Ask any Gay Man of a Certain Age, and he will tell you about the horrors that were the 1980s in America: a backlash decade after the revolutionary 1960s and hedonistic 1970s, a decade defined by the policies of Ronald Reagan and Margaret Thatcher, when Gay men could be discharged from the military with impunity, before any notion of marriage equality, and that above all saw the onset of AIDS.
The 1980s too had an over-the-top element to them, as exemplified by the emergence of the materialistic “yuppie.” They were also the decade of the glamorous Diana, Princess of Wales, the gender-bending Boy George and Annie Lennox in popular music—not to mention the ground-breaking Madonna!—and the outrageous resistance of ACT-UP.
(Full disclosure: Because the 1980s were the time of my youth—I attended college from 1984-89—I am prone to romanticize this decade, and especially susceptible to 80s nostalgia.)

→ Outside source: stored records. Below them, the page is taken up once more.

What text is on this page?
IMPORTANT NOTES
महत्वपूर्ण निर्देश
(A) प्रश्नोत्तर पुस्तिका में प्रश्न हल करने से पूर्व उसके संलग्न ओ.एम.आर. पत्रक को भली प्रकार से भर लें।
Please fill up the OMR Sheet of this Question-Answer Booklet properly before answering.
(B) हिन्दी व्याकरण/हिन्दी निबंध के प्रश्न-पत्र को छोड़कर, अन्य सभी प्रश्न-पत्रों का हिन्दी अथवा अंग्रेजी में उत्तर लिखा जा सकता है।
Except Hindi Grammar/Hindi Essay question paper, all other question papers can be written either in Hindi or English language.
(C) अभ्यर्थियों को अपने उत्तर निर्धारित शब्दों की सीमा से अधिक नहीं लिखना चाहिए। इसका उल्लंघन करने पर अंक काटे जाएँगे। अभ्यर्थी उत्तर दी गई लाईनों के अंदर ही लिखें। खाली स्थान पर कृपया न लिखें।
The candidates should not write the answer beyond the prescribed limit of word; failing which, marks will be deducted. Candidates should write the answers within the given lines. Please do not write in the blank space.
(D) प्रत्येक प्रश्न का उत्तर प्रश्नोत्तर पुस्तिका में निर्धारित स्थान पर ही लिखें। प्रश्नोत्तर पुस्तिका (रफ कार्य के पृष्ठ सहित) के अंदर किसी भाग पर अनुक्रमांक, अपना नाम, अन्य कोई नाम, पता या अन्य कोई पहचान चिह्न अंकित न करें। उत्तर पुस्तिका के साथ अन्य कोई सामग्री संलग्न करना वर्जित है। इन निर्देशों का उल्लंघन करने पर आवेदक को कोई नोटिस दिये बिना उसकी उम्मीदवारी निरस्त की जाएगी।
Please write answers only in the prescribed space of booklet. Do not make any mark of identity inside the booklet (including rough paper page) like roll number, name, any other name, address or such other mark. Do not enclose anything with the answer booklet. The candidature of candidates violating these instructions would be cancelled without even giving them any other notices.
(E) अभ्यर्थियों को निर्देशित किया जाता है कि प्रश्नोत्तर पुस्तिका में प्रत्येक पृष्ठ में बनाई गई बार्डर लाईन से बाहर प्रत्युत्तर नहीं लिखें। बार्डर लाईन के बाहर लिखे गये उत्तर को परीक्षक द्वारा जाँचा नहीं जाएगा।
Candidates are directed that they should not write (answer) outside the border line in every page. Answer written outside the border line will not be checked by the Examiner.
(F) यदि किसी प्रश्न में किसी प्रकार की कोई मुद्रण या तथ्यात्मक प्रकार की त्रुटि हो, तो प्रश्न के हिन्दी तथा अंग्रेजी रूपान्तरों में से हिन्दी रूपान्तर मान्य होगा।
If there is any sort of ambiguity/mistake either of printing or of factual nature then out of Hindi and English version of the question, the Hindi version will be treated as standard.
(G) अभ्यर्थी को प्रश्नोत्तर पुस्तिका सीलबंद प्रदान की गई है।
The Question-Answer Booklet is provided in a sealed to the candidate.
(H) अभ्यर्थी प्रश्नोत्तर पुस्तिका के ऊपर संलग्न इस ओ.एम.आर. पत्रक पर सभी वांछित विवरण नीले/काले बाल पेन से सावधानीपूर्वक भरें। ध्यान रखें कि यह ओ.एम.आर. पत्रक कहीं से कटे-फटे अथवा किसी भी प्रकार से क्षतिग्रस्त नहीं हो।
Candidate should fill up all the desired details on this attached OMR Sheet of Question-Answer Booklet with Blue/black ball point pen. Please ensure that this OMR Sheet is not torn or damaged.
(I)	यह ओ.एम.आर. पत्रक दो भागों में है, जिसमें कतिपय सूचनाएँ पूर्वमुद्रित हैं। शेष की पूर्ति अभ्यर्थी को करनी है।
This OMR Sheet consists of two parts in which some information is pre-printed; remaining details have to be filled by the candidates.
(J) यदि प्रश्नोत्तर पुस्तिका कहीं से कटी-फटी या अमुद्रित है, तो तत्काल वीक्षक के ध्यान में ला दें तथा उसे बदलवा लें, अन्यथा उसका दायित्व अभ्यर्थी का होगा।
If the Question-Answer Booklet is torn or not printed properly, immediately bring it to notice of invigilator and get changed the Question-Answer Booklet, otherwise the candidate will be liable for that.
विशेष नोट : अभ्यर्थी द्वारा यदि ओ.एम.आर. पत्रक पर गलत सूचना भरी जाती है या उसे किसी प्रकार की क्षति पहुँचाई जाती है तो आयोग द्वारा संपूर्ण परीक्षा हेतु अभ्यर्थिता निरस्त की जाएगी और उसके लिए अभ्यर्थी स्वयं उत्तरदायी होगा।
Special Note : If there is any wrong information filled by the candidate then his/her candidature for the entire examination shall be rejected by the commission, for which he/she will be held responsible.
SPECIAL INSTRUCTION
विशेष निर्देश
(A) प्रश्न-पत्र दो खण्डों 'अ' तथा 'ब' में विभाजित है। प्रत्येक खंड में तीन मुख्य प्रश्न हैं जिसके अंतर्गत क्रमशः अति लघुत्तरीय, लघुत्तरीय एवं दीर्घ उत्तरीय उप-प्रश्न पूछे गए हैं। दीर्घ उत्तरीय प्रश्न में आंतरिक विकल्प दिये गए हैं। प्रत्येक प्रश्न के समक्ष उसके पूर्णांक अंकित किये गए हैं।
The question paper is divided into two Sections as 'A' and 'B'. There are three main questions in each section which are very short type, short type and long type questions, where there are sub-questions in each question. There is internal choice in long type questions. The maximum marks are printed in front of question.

Philip Dean Walker explores the paradox that was the 1980s throughout his At Danceteria and Other Stories, a slim volume of seven stories (four of which are reprinted from Jonathan: A Queer Fiction Journal). In six of these stories, the protagonist is some (now dead) icon from the 80s: Halston, with Liza Minelli and Andy Warhol (“By Halston”); Princess Diana (“Don’t Stop Me Now”); Rock Hudson (“Charlie Movie Star”); Sylvester, with a Bette Midler cameo (“Sequins at Midnight”); Jackie Onassis (“Jackie and Jerry at the Anvil”); Keith Haring (“At Danceteria”). Several stories are set in iconic bars that likewise are no longer with us: Studio 54, The Anvil, and Danceteria in New York (all closed 1986); Tracks in Washington, DC (closed 1999); and the Royal Vauxhall Tavern in London (still going strong).
Walker grounds his bigger-than-life characters by basing his stories upon little-known but historically documented events: Halston did indeed launch a J. C. Penny line in 1983; Rock Hudson did indeed attend a State Dinner at the Reagan White House in 1984; Jackie O. did indeed go to the notorious hardcore sex club The Anvil with Jerry Torre. (Walker has noted the intense research he underwent while writing these pieces, with only the occasional artistic license: for example, Keith Haring’s birthday party actually occurred at Paradise Garage, not Danceteria, so that he could juxtapose Haring and Madonna. Which raises the question: Did Princess Di really attend a drag club in male drag with Freddie Mercury?)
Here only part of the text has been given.